Wow, it's truly amazing, i love it. Definite i have to see "Laputa".


----------



## Alexpatrascu (Feb 9, 2010)

I've seen it before....real cool


----------



## 808aquatics (Sep 26, 2008)

Beautiful Layout, nice to see something new.


----------



## JapanBlue (Mar 12, 2009)

Thanks for sharing this nice Layout!


----------



## f1ea (Jul 7, 2009)

This is a fantastic aquascape. It is not supposed to be something you can find in nature; but it is a very nice piece of imagination and creativity. 

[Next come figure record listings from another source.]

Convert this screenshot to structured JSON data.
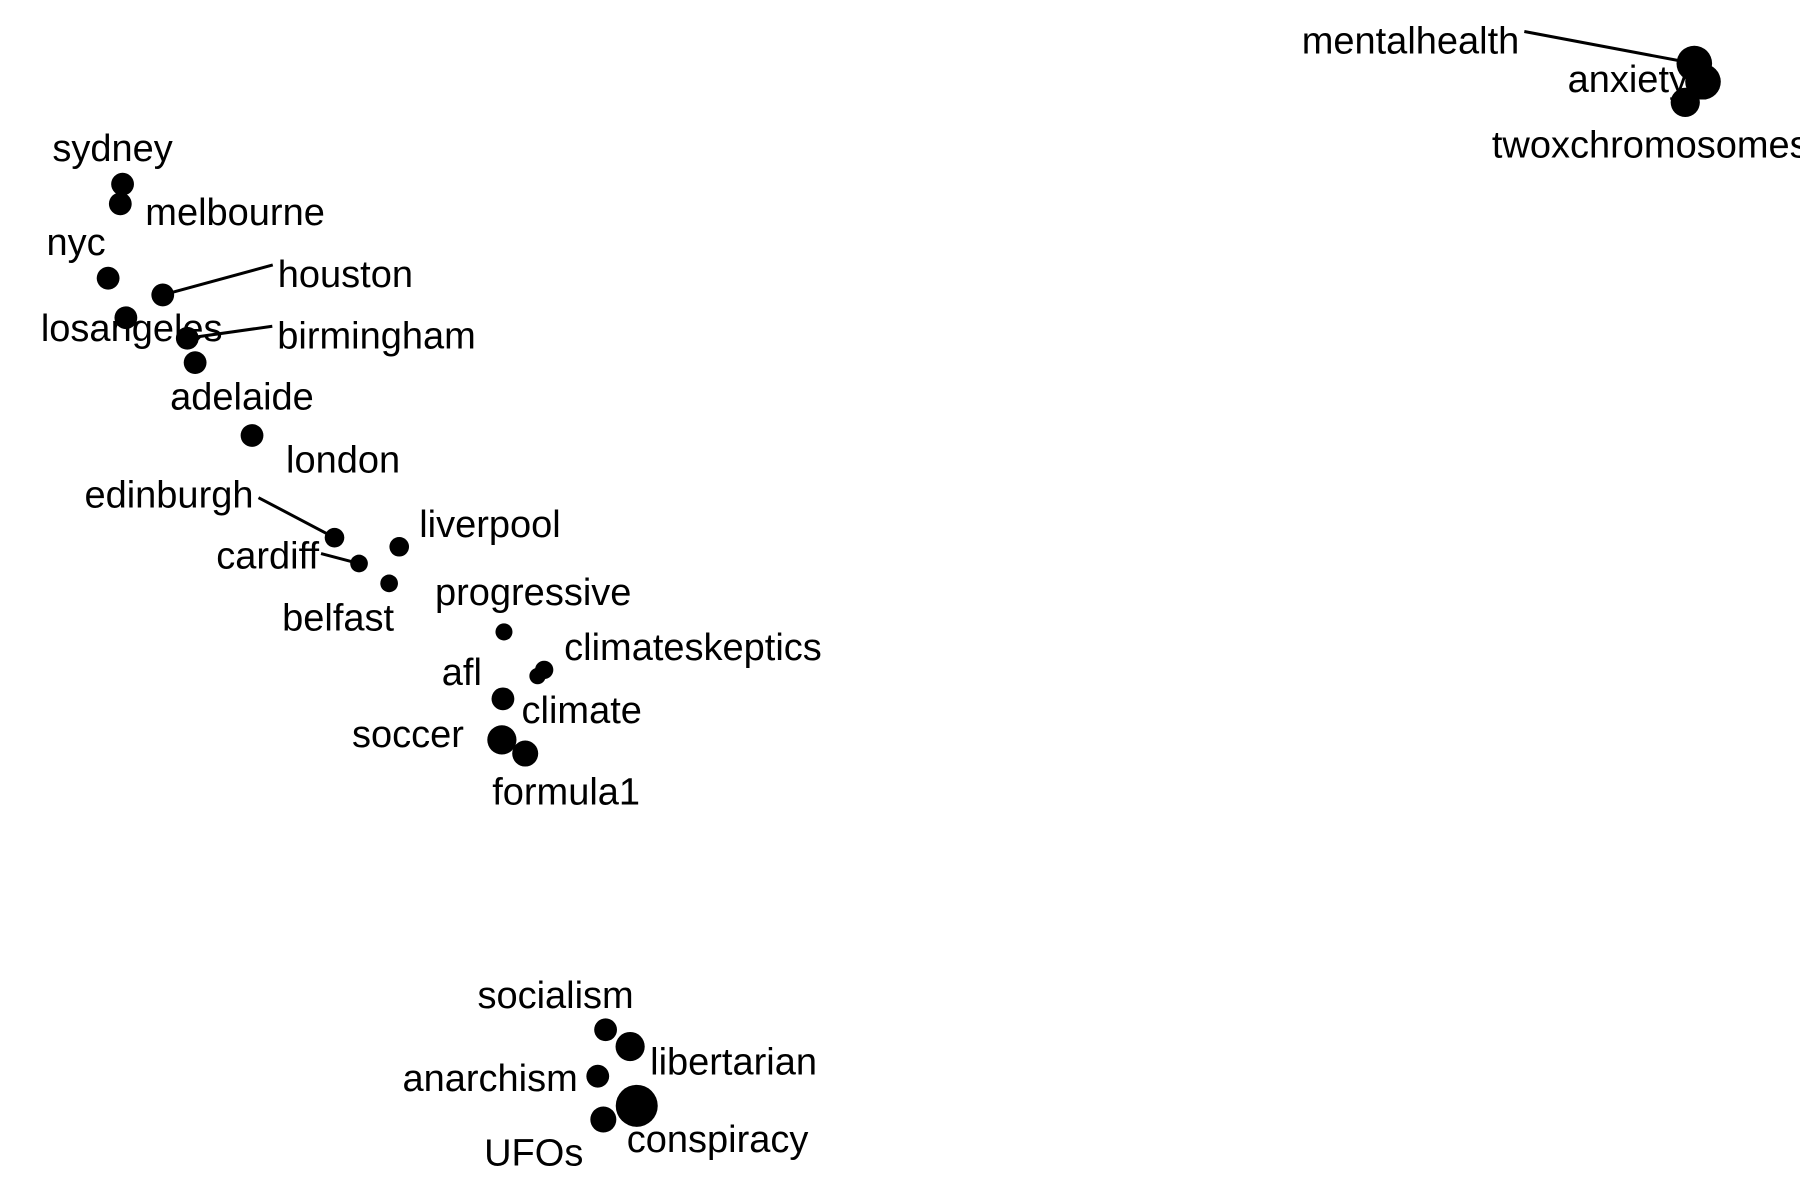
{
  "chart_data": {
    "type": "scatter",
    "title": "",
    "xlabel": "",
    "ylabel": "",
    "axes_visible": false,
    "grid": false,
    "legend": "none",
    "marker_color": "#000000",
    "points": [
      {
        "name": "mentalhealth",
        "x": 0.9565,
        "y": 0.9706,
        "size": 4
      },
      {
        "name": "anxiety",
        "x": 0.9615,
        "y": 0.9546,
        "size": 4
      },
      {
        "name": "twoxchromosomes",
        "x": 0.9513,
        "y": 0.9365,
        "size": 3
      },
      {
        "name": "sydney",
        "x": 0.0532,
        "y": 0.8648,
        "size": 2
      },
      {
        "name": "melbourne",
        "x": 0.0519,
        "y": 0.8475,
        "size": 2
      },
      {
        "name": "nyc",
        "x": 0.0449,
        "y": 0.7823,
        "size": 2
      },
      {
        "name": "houston",
        "x": 0.0763,
        "y": 0.7676,
        "size": 2
      },
      {
        "name": "losangeles",
        "x": 0.0551,
        "y": 0.7476,
        "size": 2
      },
      {
        "name": "birmingham",
        "x": 0.0904,
        "y": 0.7296,
        "size": 2
      },
      {
        "name": "adelaide",
        "x": 0.0949,
        "y": 0.7082,
        "size": 2
      },
      {
        "name": "london",
        "x": 0.1276,
        "y": 0.6443,
        "size": 2
      },
      {
        "name": "edinburgh",
        "x": 0.175,
        "y": 0.5547,
        "size": 1.5
      },
      {
        "name": "liverpool",
        "x": 0.2122,
        "y": 0.5467,
        "size": 1.5
      },
      {
        "name": "cardiff",
        "x": 0.1891,
        "y": 0.532,
        "size": 1.2
      },
      {
        "name": "belfast",
        "x": 0.2064,
        "y": 0.5146,
        "size": 1.2
      },
      {
        "name": "progressive",
        "x": 0.2724,
        "y": 0.472,
        "size": 1.1
      },
      {
        "name": "climateskeptics",
        "x": 0.2955,
        "y": 0.4387,
        "size": 1.3
      },
      {
        "name": "climate",
        "x": 0.2917,
        "y": 0.4333,
        "size": 1
      },
      {
        "name": "afl",
        "x": 0.2718,
        "y": 0.4133,
        "size": 2
      },
      {
        "name": "soccer",
        "x": 0.2712,
        "y": 0.3773,
        "size": 3
      },
      {
        "name": "formula1",
        "x": 0.2846,
        "y": 0.3653,
        "size": 2.5
      },
      {
        "name": "socialism",
        "x": 0.3308,
        "y": 0.123,
        "size": 2
      },
      {
        "name": "libertarian",
        "x": 0.3449,
        "y": 0.1083,
        "size": 3
      },
      {
        "name": "anarchism",
        "x": 0.3263,
        "y": 0.0823,
        "size": 2
      },
      {
        "name": "conspiracy",
        "x": 0.3487,
        "y": 0.0563,
        "size": 5
      },
      {
        "name": "UFOs",
        "x": 0.3295,
        "y": 0.0443,
        "size": 2.5
      }
    ]
  }
}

As you mentioned your inspirations... I remember a video game called "Baten Kaitos" that has the floating islands-continents concept. It was one of the most colorful and visually creative games of the Gamecube era...

I thought you might have done the floating island by siliconing an "L" piece of acrylic/glass and then covering with plants; you can't move it around, but suction cups tend to fall more often than one would like.


----------